Before I was even accepted to U of T, I heard rumors about how supposedly difficult and heartless it was. It was a place where 4.0s were unachievable, peers were competitive, and social lives were obsolete.
However, once I actually arrived at U of T, I found out that wasn’t true. There are all sorts of opportunities for career-related and academic success, as well as networking and friendships. One way I like to network, seek out opportunities, and explore my career options is through U of T events and workshops.
U of T (and its divisions, like the Career Centre) constantly has events and workshops going on to help students in their career searches, learn more about their programs, and build relationships. As a Career Centre Blogger, I’ve attended quite a few U of T events, and have found most of them helpful or—at the very least—good places to meet new people.
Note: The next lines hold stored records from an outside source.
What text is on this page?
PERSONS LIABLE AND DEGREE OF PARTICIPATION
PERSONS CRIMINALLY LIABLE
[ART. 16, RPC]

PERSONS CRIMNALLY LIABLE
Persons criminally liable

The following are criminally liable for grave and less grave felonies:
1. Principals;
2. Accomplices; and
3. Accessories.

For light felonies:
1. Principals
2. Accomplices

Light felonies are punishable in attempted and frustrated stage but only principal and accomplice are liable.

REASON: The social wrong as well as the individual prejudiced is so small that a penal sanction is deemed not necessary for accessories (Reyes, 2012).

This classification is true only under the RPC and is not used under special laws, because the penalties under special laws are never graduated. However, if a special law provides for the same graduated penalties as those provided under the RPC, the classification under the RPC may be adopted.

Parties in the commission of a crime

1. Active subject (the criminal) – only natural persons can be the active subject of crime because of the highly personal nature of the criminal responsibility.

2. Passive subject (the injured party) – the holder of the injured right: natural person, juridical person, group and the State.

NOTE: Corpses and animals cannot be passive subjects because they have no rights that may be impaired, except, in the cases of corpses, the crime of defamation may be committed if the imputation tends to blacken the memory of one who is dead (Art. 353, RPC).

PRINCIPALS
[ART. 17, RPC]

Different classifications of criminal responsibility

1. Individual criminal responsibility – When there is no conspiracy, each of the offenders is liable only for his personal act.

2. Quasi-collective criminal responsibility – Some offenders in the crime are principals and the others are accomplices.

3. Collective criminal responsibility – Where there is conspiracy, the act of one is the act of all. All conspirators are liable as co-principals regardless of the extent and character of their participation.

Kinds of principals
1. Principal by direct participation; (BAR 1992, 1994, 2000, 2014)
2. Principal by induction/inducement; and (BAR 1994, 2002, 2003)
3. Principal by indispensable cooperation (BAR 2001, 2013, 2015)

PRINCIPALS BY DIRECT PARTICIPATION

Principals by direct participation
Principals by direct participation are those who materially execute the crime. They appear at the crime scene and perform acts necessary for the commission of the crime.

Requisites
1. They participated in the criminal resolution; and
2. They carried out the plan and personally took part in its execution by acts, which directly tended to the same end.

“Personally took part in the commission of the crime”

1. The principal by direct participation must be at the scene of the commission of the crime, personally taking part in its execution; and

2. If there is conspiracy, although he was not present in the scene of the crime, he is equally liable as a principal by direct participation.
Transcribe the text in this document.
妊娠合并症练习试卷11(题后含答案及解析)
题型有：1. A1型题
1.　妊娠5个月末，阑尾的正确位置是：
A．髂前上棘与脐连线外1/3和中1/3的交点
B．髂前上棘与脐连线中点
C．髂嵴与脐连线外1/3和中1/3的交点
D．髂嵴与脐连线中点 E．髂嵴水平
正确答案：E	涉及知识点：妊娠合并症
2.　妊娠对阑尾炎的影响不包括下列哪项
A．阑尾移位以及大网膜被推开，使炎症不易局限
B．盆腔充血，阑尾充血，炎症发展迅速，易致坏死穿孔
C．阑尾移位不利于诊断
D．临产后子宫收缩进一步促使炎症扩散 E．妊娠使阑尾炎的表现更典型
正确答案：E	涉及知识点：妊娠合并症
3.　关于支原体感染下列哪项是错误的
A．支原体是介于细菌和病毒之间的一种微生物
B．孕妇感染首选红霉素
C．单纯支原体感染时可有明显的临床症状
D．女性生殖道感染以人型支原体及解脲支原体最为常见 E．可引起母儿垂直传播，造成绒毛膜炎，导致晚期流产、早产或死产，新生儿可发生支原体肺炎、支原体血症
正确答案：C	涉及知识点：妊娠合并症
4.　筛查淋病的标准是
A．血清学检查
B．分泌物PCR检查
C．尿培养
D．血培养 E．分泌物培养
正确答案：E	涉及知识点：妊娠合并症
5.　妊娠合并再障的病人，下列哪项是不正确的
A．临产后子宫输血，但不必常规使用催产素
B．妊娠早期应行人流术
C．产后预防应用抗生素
This week, I attended the Literary Fair, organized by the Literary and Library Committee at Hart House. As a writer, I was interested in the Lit Fair because it featured many campus publications that were interested in recruiting writers and sharing what they do. I learned about new publications, networked with editors, and ended up hanging out with some of my friends who also attended the event.
Unstructured events like the Lit Fair are the perfect places for planned happenstance. I wasn’t sure who I would meet or what opportunities would pop up, but I left the Lit Fair with new contacts and new insights into the student publication world at U of T.
I’ve learned that attending U of T events related to my major or future career, like the Lit Fair, are also great places for career exploration. I was initially interested in getting involved with academic journals in some capacity in order to explore writing and editing opportunities in academia, and perhaps complement my major.
However, after attending the Lit Fair and seeing the plethora of students papers and literary journals, I realized I was more interested in these creative publications, rather than the academic ones. I figured I was already getting my fill of academic writing through school itself, and—as basic as it may sound—I just prefer reading and writing non-academic material when I’m not in class. Basically, I like variety, and I like room for creativity in my projects.
Of course, in my experience, campus events aren’t these perfect, flawless utopias for career epiphanies. For example, although the Lit Fair was—overall—a good experience, I would have liked to see more campus publications there in order to explore more options and network with a larger variety of people.
But on the other hand, if the Lit Fair had been impossibly crowded, the intimate atmosphere might have been altered, and I wouldn’t have networked with the same people. I guess it’s all about perspective.
My insights from the Lit Fair might help me make career decisions in the future. Or, who knows, maybe I’ll meet someone or learn something new at another campus event and completely change my career direction.